August 27 & Sept. 4, 1998 -

  • In what has to be the biggest one-day set of radio transactions ever, Capstar is merging with Chancellor, while CBS is spinning off its radio operations under the old Infinity Broadcasting name. We'll start with the Capstar-Chancellor deal, which has been rumored ever since Hicks, Muse began building two of the nation's biggest broadcast groups.
  • Chancellor was the big-market operator, with Boston's WJMN and WXKS-AM/FM and New York's WHTZ, WKTU, WAXQ, WBIX, and WLTW - along with WALK AM/FM on Long Island. Capstar was the smaller-market broadcaster, with WZNN, WTMN, WMYF, WXHT, WSRI, WHEB and WERZ on the New Hampshire seacoast; WGIR AM-FM in Manchester; WEAV, WEZF, WXPS, and WCPV in Burlington-Plattsburgh; WTAG and WSRS in Worcester; WHJJ, WSNE, and WHJY in Providence; WHMP AM-FM in Northampton; WPKX serving Springfield; WPOP, WWYZ, WKSS, WMRQ, and WHCN in Hartford; WPLR (and an LMA on WYBC) in New Haven; and WTRY AM-FM, WGNA AM-FM, WXLE and WPYX in Albany. The $4.1 billion deal makes the combined Capstar/Chancellor the largest radio operator in America, with 463 stations in more than a hundred markets -- not even counting Hicks, Muse's substantial TV holdings.
  • Meantime, more than two years after CBS bought Infinity Broadcasting, the Infinity name is coming back. CBS is spinning off its radio assets, along with some billboards, into a new company bearing the Infinity name. Mel Karmazin stays in charge of the new Infinity, along with his post as President of CBS Corp., which will continue to own 80% of the new radio company. In our region, that puts the Infinity name on Boston's WBZ, WNFT (still being held in a trust), WBMX, WZLX, WODS, and WBCN; Hartford's WTIC AM-FM, WZMX, WRCH; New York's WFAN, WCBS, WINS, WXRK, WCBS-FM, and WNEW; Rochester's WZNE, WCMF, WPXY, and WRMM; and Buffalo's WECK, WLCE, WBLK, WJYE, and WYRK.
  • It's a far cry from the original Infinity -- WZLX, WBCN, WFAN, and WXRK, plus the since-sold WBOS and WOAZ in Boston and WZRC New York.

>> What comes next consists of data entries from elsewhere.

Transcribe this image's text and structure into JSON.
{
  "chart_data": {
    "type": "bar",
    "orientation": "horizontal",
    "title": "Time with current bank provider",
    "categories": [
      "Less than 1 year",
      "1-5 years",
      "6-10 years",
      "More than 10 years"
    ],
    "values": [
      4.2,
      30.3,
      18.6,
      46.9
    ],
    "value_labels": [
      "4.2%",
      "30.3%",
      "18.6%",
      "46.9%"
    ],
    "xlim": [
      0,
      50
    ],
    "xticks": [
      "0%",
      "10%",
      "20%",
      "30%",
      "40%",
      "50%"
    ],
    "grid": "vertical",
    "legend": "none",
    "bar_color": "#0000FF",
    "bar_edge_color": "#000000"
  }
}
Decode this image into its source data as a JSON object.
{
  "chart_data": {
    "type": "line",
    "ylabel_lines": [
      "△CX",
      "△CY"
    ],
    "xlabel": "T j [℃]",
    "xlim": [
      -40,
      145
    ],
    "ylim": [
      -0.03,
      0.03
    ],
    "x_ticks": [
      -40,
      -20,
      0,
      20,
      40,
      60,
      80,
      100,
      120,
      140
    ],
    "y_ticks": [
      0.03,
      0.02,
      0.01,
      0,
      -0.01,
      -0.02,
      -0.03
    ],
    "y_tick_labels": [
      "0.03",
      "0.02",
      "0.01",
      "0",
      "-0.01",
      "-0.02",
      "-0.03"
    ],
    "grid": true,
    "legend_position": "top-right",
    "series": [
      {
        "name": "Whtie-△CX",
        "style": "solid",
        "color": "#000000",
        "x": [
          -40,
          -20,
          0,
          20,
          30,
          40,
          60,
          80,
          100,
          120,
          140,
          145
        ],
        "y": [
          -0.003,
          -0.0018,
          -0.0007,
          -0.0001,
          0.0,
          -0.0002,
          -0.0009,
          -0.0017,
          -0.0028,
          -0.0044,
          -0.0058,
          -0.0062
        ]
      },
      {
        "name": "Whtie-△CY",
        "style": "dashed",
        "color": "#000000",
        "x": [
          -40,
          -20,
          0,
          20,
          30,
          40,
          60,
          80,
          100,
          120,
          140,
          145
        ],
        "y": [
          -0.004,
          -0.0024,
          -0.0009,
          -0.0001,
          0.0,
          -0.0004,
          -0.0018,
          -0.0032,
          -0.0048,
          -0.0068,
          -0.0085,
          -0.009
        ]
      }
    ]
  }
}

  • Northern VERMONT won't be able to listen to Howard Stern out of Canada any more; Montreal's CHOM (97.7) has dropped him despite respectable ratings. CHOM's owner, the CHUM Group, was under heavy pressure from the CRTC to take Stern off the air, especially after planning to add Stern's TV show to its CITY-TV (Channel 57) in Toronto. Stern's lone Canadian outlet now is CILQ (107.1; "Q107") in Toronto, and NERW wonders if it too will dump Stern to curry the CRTC's favo(u)r, since Q107 owner WIC is trying to sell its radio properties to Shaw. In any event, Stern can still be heard on WIZN (106.7) in Vergennes.
  • Imagine MASSACHUSETTS without Joe Martelle -- or Joe Martelle outside Massachusetts. After 17 years, it's about to happen. The veteran of two incarnations of WROR has taken a job doing mornings at Houston oldies outlet KLDE (94.5).
  • Howard Stern is adding another Bay State outlet, Cape Cod's WPXC (102.9 Hyannis). So what about R.J. Makkay, recently hired to be "Pixy 103"'s morning guy? He's going to sister station WCIB (101.9 Falmouth) instead, replacing Doug Frye and Mina Greene. He'll also serve as PD for WCIB.
  • We'll start our NEW YORK news with a rare TV call change: Watertown PBS affiliate WNPE-TV (Channel 16) is changing its identity. The station is paying $5,000 to WPBS (1050) in Conyers, Georgia for the right to become WPBS-TV, calls the station began using on September 1. WNPE's other transmitter, on Channel 18 in Norwood, remains WNPI, with a one-line ID at the bottom of the screen identifying it as such.
  • Two other call changes: AM 1190 in Cobleskill moves from WLAL to WXBH, and William H. Walker's new 102.1 in Jeffersonville is assigned WWHW.